L’instabilité liée à ces flux migratoires a des répercussions sécuritaires : les camps de réfugiés au Tchad sont parfois exposés à des violences et à des risques d’exploitation. Ces déplacements massifs fragilisent la stabilité locale et régionale, dans un contexte de gouvernance déjà précaire. L’afflux continu de réfugiés dans l’est du Tchad exerce une pression accrue sur les ressources naturelles et les services essentiels, ce qui, selon l’Union européenne, pourrait aggraver les tensions intercommunautaires entre populations hôtes et nouveaux arrivants. L’Agence française de développement souligne que ces zones subissent une forte compétition pour l’accès à l’eau, aux terres et aux moyens de subsistance, aggravée par la diminution de l’aide humanitaire.
Sur le plan sanitaire, les pays voisins subissent également les conséquences de ces mouvements de population : dans les camps tchadiens, des maladies liées à la malnutrition, à l’eau contaminée ou à des épidémies comme le choléra menacent régulièrement les réfugiés.
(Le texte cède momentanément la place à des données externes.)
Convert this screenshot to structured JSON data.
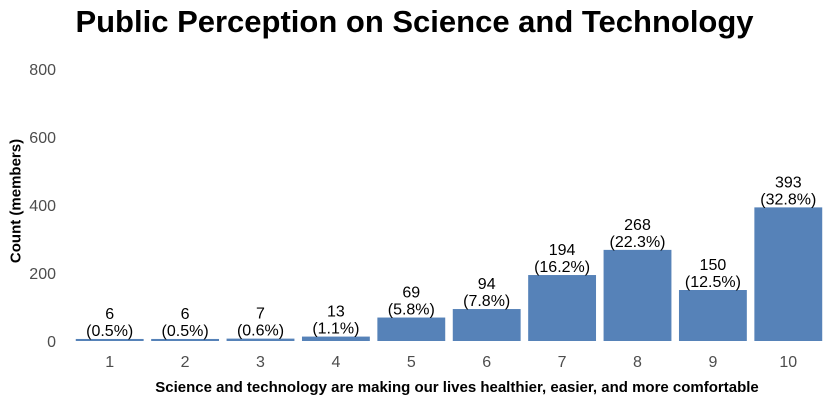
{
  "chart_data": {
    "type": "bar",
    "title": "Public Perception on Science and Technology",
    "xlabel": "Science and technology are making our lives healthier, easier, and more comfortable",
    "ylabel": "Count (members)",
    "categories": [
      "1",
      "2",
      "3",
      "4",
      "5",
      "6",
      "7",
      "8",
      "9",
      "10"
    ],
    "values": [
      6,
      6,
      7,
      13,
      69,
      94,
      194,
      268,
      150,
      393
    ],
    "percent_labels": [
      "(0.5%)",
      "(0.5%)",
      "(0.6%)",
      "(1.1%)",
      "(5.8%)",
      "(7.8%)",
      "(16.2%)",
      "(22.3%)",
      "(12.5%)",
      "(32.8%)"
    ],
    "ylim": [
      0,
      800
    ],
    "yticks": [
      "0",
      "200",
      "400",
      "600",
      "800"
    ],
    "grid": false,
    "bar_color": "#5682b8"
  }
}
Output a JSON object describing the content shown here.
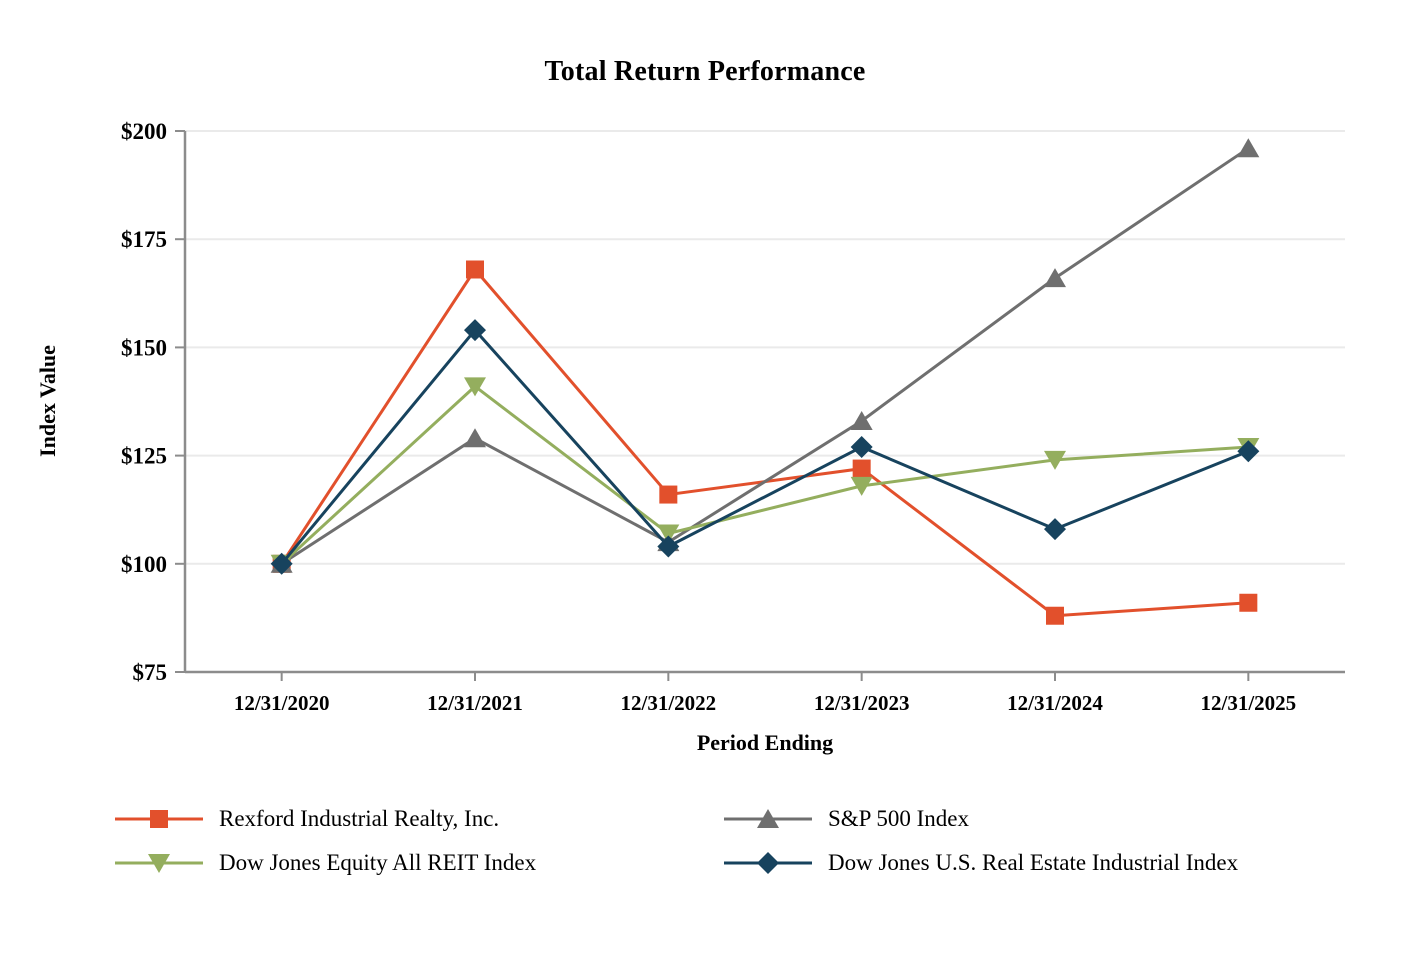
{
  "chart_data": {
    "type": "line",
    "title": "Total Return Performance",
    "xlabel": "Period Ending",
    "ylabel": "Index Value",
    "categories": [
      "12/31/2020",
      "12/31/2021",
      "12/31/2022",
      "12/31/2023",
      "12/31/2024",
      "12/31/2025"
    ],
    "series": [
      {
        "name": "Rexford Industrial Realty, Inc.",
        "color": "#E2502C",
        "marker": "square",
        "values": [
          100,
          168,
          116,
          122,
          88,
          91
        ]
      },
      {
        "name": "S&P 500 Index",
        "color": "#6F6F6F",
        "marker": "triangle-up",
        "values": [
          100,
          129,
          105,
          133,
          166,
          196
        ]
      },
      {
        "name": "Dow Jones Equity All REIT Index",
        "color": "#94AE5E",
        "marker": "triangle-down",
        "values": [
          100,
          141,
          107,
          118,
          124,
          127
        ]
      },
      {
        "name": "Dow Jones U.S. Real Estate Industrial Index",
        "color": "#17435E",
        "marker": "diamond",
        "values": [
          100,
          154,
          104,
          127,
          108,
          126
        ]
      }
    ],
    "ylim": [
      75,
      200
    ],
    "yticks": [
      75,
      100,
      125,
      150,
      175,
      200
    ],
    "ytick_labels": [
      "$75",
      "$100",
      "$125",
      "$150",
      "$175",
      "$200"
    ],
    "grid": true,
    "legend_position": "bottom",
    "legend_columns": 2,
    "axis_color": "#8C8C8C",
    "gridline_color": "#EAEAEA"
  }
}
L’OIM indique qu’un nombre élevé de réfugiés a besoin d’assistance WASH (eau, assainissement) et de soins, tandis que les ressources des agences humanitaires sont insuffisantes face aux arrivées continues.
Les causes profondes de cette crise migratoire sont liées à la dynamique du conflit soudanais, où les RSF et le SAF s’affrontent pour le contrôle politique du pays, mais aussi pour des positions stratégiques et des ressources économiques locales, comme l’or ou les voies de transit vers les frontières. Cette lutte intensifie les combats dans des régions comme le Darfour et le Kordofan, entraînant des attaques contre des communautés civiles, notamment des groupes ethniques non-arabes, ce qui provoque d’importants déplacements forcés. De nombreux civils fuient vers des pays voisins, comme le Tchad, avec lequel ils partagent des liens communautaires et sociaux.
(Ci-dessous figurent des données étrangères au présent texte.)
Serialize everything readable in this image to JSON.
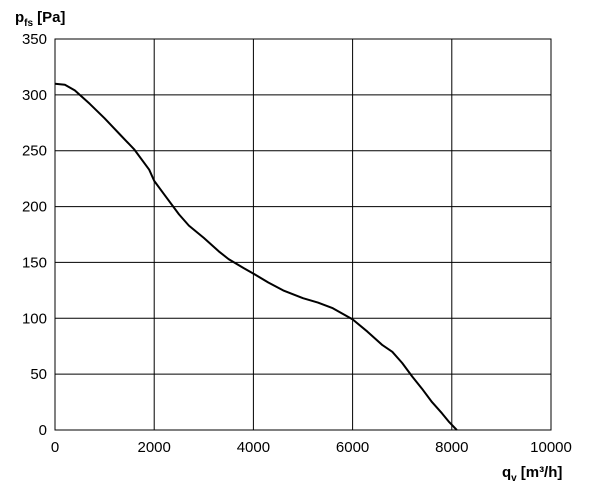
{
  "chart_data": {
    "type": "line",
    "ylabel": {
      "symbol": "p",
      "subscript": "fs",
      "unit": "[Pa]"
    },
    "xlabel": {
      "symbol": "q",
      "subscript": "v",
      "unit": "[m³/h]"
    },
    "xlim": [
      0,
      10000
    ],
    "ylim": [
      0,
      350
    ],
    "x_ticks": [
      0,
      2000,
      4000,
      6000,
      8000,
      10000
    ],
    "y_ticks": [
      0,
      50,
      100,
      150,
      200,
      250,
      300,
      350
    ],
    "grid": true,
    "series": [
      {
        "color": "#000000",
        "points": [
          [
            0,
            310
          ],
          [
            200,
            309
          ],
          [
            400,
            304
          ],
          [
            700,
            292
          ],
          [
            1000,
            279
          ],
          [
            1300,
            265
          ],
          [
            1600,
            251
          ],
          [
            1900,
            233
          ],
          [
            2000,
            223
          ],
          [
            2200,
            211
          ],
          [
            2500,
            193
          ],
          [
            2700,
            183
          ],
          [
            3000,
            172
          ],
          [
            3300,
            160
          ],
          [
            3500,
            153
          ],
          [
            3800,
            145
          ],
          [
            4000,
            140
          ],
          [
            4300,
            132
          ],
          [
            4600,
            125
          ],
          [
            5000,
            118
          ],
          [
            5300,
            114
          ],
          [
            5600,
            109
          ],
          [
            6000,
            99
          ],
          [
            6300,
            88
          ],
          [
            6600,
            76
          ],
          [
            6800,
            70
          ],
          [
            7000,
            60
          ],
          [
            7200,
            48
          ],
          [
            7400,
            37
          ],
          [
            7600,
            25
          ],
          [
            7800,
            15
          ],
          [
            7950,
            7
          ],
          [
            8100,
            0
          ]
        ]
      }
    ]
  }
}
Sur le plan géopolitique, certains États extérieurs ont contribué à l’intensification du conflit en apportant un soutien, direct ou indirect, aux acteurs armés. Plusieurs rapports d’experts et sources internationales indiquent que les Émirats arabes unis (EAU) ont fourni un appui matériel et logistique aux RSF, malgré leurs dénégations officielles, prolongeant ainsi les combats. Cet appui inclurait des transferts d’armements, de drones et la facilitation de réseaux logistiques vers les zones contrôlées par les RSF, des pratiques documentées par des observateurs internationaux et sanctionnées par certains gouvernements.
Les motivations des acteurs comme les EAU mêlent intérêts stratégiques, économiques et politiques régionaux. Certains analystes suggèrent que la présence de réseaux influents liés aux exportations aurifères soudanaises ou à des projets agricoles et portuaires attire des puissances extérieures cherchant à sécuriser des intérêts commerciaux ou une influence régionale. Par exemple, des accords agricoles, des investissements près de centres miniers ou la dépendance des marchés du Golfe à certaines routes commerciales renforcent ces liens, même si les intentions précises restent débattues parmi les chercheurs et diplomates.
L’ONU souligne que les pays voisins peinent à accueillir les réfugiés soudanais : l’afflux a submergé les services de santé, d’éducation et les infrastructures de base dans des États comme le Tchad, l’Égypte, l’Éthiopie ou le Soudan du Sud. Les plans humanitaires de l’ONU pour la crise soudanaise en 2025 réclament 6 milliards de dollars pour aider près de 26 millions de personnes dans le pays et la région. Le Plan régional d’intervention pour les réfugiés, qui cible 4,8 millions de personnes, ne se limite pas à une assistance d’urgence : il prévoit aussi un soutien pour renforcer durablement les services publics nationaux, comme l’eau potable, les soins de santé et l’éducation, afin d’aider les pays d’accueil à répondre à des besoins au-delà de l’urgence immédiate.